Keep examples OUT of the user message unless they ask for help picking prompts. The user doesn't need 4 bullet points of good-vs-bad prompt examples.

2. Validate the target

Before writing any config, verify the target is usable:

test -d <target>
git -C <target> rev-parse --git-dir
git -C <target> status --porcelain

If the directory doesn't exist, isn't a git repo, or has uncommitted changes, STOP and tell the user how to fix it (e.g. "please commit or stash your changes — the benchmark resets the repo between runs and would lose your work").

3. Write a temporary benchmark config

Use the Write tool to create a YAML file at /tmp/woz-benchmark-<timestamp>.yaml (get the timestamp from date +%s). Format:

model: opus
maxTurns: 15
prompts:
  - "first prompt from the user"
  - "second prompt from the user"
setup:
  commands:
    - "curl -L https://example.com/dataset.csv -o data/sample.csv"
    - "psql $DATABASE_URL -f seed.sql"

Notes:

Default to model: opus. Only use a different model if the user volunteered one in their answer.
Quote every prompt string. If a prompt contains a double quote, escape it with \".
Omit the entire setup: block if the user didn't give any environment setup commands.
Keep maxTurns: 15 as a safety cap so a single prompt can't run away.

4. Run the benchmark

One-line warning: "This'll take several minutes — each prompt runs twice." Then run:

node --no-warnings=ExperimentalWarning ${CLAUDE_PLUGIN_ROOT}/scripts/benchmark.js --target <target> --config <yaml-path> --user-env

--user-env loads the user's project CLAUDE.md hierarchy on BOTH sides. Do NOT pass --screenshots, --codex, --judge, or --trace.

5. Present the results as a savings report

The benchmark prints a detailed text report at the end.
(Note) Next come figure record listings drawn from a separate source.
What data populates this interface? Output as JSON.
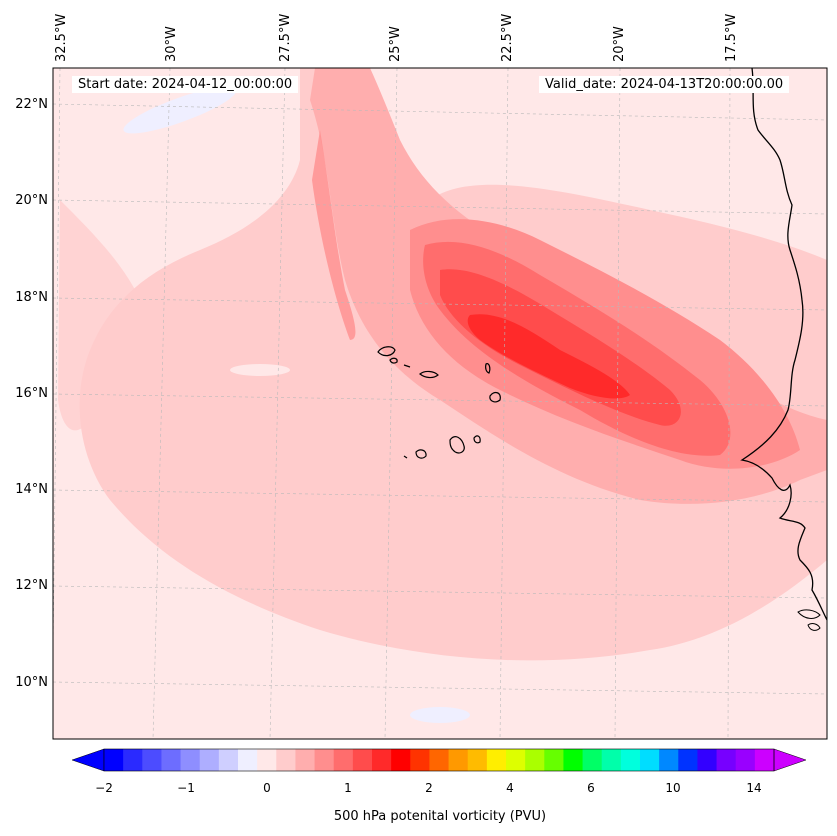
{
  "header": {
    "start_date": "Start date: 2024-04-12_00:00:00",
    "valid_date": "Valid_date: 2024-04-13T20:00:00.00"
  },
  "axes": {
    "lon_labels": [
      "32.5°W",
      "30°W",
      "27.5°W",
      "25°W",
      "22.5°W",
      "20°W",
      "17.5°W"
    ],
    "lat_labels": [
      "22°N",
      "20°N",
      "18°N",
      "16°N",
      "14°N",
      "12°N",
      "10°N"
    ]
  },
  "colorbar": {
    "label": "500 hPa potenital vorticity (PVU)",
    "ticks": [
      "−2",
      "−1",
      "0",
      "1",
      "2",
      "4",
      "6",
      "10",
      "14"
    ],
    "colors": [
      "#0000ff",
      "#2a2aff",
      "#4c4cff",
      "#6d6dff",
      "#8e8eff",
      "#aeaeff",
      "#cfcfff",
      "#efefff",
      "#ffe8e8",
      "#ffcccc",
      "#ffaeae",
      "#ff8e8e",
      "#ff6d6d",
      "#ff4c4c",
      "#ff2a2a",
      "#ff0000",
      "#ff3300",
      "#ff6600",
      "#ff9900",
      "#ffbb00",
      "#ffee00",
      "#ddff00",
      "#aaff00",
      "#66ff00",
      "#00ff00",
      "#00ff66",
      "#00ffaa",
      "#00ffdd",
      "#00ddff",
      "#0088ff",
      "#0033ff",
      "#3300ff",
      "#7700ff",
      "#9900ff",
      "#cc00ff"
    ]
  },
  "map": {
    "title_field": "500 hPa potential vorticity",
    "colors": {
      "background": "#ffe8e8",
      "level1": "#ffcccc",
      "level2": "#ffaeae",
      "level3": "#ff8e8e",
      "level4": "#ff6d6d",
      "level5": "#ff4c4c",
      "level6": "#ff2a2a",
      "negative": "#efefff"
    }
  }
}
Relay the full report to the user, then add a clear, sales-oriented savings summary at the top. Compute the deltas from the report's totals:

💰 WozCode Savings Summary
━━━━━━━━━━━━━━━━━━━━━━━━━━━━━━━━━━
  Cost saved:       $X.XX  (Y% cheaper)
  Tokens saved:     X,XXX  (Y% fewer)
  Turns saved:      N      (Y% fewer)
  Time saved:       X min  (Y% faster)
━━━━━━━━━━━━━━━━━━━━━━━━━━━━━━━━━━

Frame the numbers positively. If WozCode was slower or more expensive on a specific prompt, call it out honestly but note the aggregate.

Finally, tell the user where the detailed JSON report was saved (the benchmark prints this path).

Tips

If the user has no prompts in mind, read a few files in their repo and suggest 2-3 realistic tasks tailored to what you see.
The temp YAML file is safe to leave in /tmp — the OS cleans it up.
If the user wants to re-run with different prompts, just generate a new YAML and call the script again.
If the benchmark fails midway, its cleanup handler resets the repo to its original HEAD — the user's work is safe.